There's a lot to digest in Steratore's statement. In short, officials ruled Bryant did not complete an "act common to the game" – the proverbial "football move" – by taking three steps and reaching out to the goal line. Rather, they determined, every action was part of the process of falling to the field, meaning the possession was not yet completed.
Bryant clearly disagreed.
"I've never seen that a day in my life," he said. "I'm just trying to wait and see. I want to know why it wasn't a catch?"
Bryant continued.
"All I know is I had possession, and I had possession of the ball coming down. That's possession, right? One, two (feet), reach, hand, that's possession. That's possession. … You see my hand? I tried to stretch forward. I wasn't off balance. I was trying to stretch for it, and get in the end zone."
During the replay, did Bryant think there was a chance his catch would be overturned?
"Not even a thought," he said. "Not even a thought. I knew we were in a position to have an opportunity to take the lead. That's all I knew."
Did Bryant blame the officials for taking away the catch?
"Come on, man," Bryant said. "I'm just saying I think it was a catch. I feel, if anything, it was a catch and they took it away. So obviously it's because of them."
Naturally, Bryant wasn't the only one in Dallas' locker room upset about the ruling.
Quarterback Tony Romo lamented how the calls "don't go your way sometimes." Coach Jason Garrett said Romo made "a great throw," Bryant made "a great catch," and pointed to how the initial ruling was a completed pass.
"It looked to me like he had three feet down," Garrett said. "What they described to me was that it was a move not common to the game.
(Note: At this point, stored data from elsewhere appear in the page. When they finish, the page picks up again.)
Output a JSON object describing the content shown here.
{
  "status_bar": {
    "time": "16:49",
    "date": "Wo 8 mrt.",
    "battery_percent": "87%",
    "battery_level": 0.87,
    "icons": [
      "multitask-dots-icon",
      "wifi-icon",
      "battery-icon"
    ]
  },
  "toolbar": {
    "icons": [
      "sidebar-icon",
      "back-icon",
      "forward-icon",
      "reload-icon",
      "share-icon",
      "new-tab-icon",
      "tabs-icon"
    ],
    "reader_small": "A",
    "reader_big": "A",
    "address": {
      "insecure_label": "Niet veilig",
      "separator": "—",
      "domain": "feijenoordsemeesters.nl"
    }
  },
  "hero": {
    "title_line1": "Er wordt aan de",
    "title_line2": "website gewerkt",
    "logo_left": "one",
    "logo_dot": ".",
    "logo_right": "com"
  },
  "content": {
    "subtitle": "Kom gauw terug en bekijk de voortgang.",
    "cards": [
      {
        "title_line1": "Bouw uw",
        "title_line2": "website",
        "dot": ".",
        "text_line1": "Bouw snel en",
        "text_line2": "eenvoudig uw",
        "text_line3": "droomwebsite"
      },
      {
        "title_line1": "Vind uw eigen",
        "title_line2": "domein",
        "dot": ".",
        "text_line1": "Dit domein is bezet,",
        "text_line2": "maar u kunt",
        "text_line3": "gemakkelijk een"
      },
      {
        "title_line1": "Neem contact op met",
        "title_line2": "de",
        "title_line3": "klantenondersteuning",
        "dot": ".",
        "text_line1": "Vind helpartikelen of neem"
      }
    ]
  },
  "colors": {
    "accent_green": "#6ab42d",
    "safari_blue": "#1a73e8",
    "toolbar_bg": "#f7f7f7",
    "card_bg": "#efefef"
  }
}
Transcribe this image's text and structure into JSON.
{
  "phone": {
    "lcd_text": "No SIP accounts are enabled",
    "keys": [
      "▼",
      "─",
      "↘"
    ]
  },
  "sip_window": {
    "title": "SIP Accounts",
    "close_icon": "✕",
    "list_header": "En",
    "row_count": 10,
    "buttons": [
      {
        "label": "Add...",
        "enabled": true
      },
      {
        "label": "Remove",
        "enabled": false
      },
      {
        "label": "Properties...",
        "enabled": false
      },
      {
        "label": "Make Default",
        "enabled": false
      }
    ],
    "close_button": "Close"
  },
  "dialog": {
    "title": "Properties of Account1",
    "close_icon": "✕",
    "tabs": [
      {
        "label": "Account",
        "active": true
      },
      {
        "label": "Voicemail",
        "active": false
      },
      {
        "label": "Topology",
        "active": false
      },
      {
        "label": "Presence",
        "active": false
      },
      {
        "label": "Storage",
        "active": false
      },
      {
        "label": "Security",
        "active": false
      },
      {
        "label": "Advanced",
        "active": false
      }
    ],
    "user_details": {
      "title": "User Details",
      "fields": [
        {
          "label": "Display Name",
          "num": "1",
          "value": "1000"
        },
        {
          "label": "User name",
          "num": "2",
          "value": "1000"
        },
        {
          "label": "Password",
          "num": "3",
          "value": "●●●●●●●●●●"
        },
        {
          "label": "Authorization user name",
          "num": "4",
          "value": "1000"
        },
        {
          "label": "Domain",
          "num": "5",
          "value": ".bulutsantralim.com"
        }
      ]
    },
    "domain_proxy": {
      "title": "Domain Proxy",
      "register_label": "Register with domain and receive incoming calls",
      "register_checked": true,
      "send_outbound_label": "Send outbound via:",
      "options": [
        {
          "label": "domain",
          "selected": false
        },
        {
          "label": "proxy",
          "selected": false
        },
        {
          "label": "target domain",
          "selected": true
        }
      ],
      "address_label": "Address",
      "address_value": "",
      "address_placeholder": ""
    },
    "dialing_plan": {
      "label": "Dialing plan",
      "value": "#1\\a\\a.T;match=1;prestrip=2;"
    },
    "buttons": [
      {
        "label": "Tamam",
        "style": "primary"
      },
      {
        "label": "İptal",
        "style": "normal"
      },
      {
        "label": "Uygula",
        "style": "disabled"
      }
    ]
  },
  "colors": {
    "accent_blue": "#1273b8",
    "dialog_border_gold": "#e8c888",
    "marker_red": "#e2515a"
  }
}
Dez reached out for the goal line, which he has done so many times. It is a signature play for him. He maintained possession of it throughout, in my opinion."
Then there was Cowboys owner Jerry Jones.
The often outspoken face of the franchise said he was "shocked and disappointed" his team didn't have a chance to line up for a potential go-ahead touchdown. He called his players and their effort valiant, courageous.
Jones stopped short of saying officials "stole" the game from Dallas, but he thought Bryant made the catch.
"We had the opportunity to look at several (camera) angles up there where we were sitting from the replay, and the answer is I do," Jones said. "We've had a lot of, certainly we had the call last week in our game with Detroit (a negated pass interference). We had the ruling on (Lions defensive tackle Ndamukong) Suh before that. So we've had a lot of re-looks at things around the league, and sometimes they go for you and sometimes they don't."
The Packers watched a lot of camera angles, too. The video screens flanking both end zones at Lambeau Field showed replays of Bryant's bobble throughout the review. Players watched from field level.
Green Bay receiver Jordy Nelson said he was hoping the officials would make the "right" call. Every receiver, he said, knows possession must be retained through the catch. Fellow Packers receiver Randall Cobb agreed.
As did cornerback Tramon Williams, who said his initial thought when he saw the replay of Bryant's bobbled pass was "the Calvin Johnson rule."
"You go back and watch the Calvin Johnson plays," Williams said, "and you come back and tell me what you come up with. I've seen Calvin make that catch about three times. Go to the ground, the ball comes out, and they say it's incomplete, and you're like, 'Oh, wow.' Same exact thing. Same exact thing. Referees made the right call in my book.
"I thought it was clear. I thought it was clearer than some of the other penalties that they called."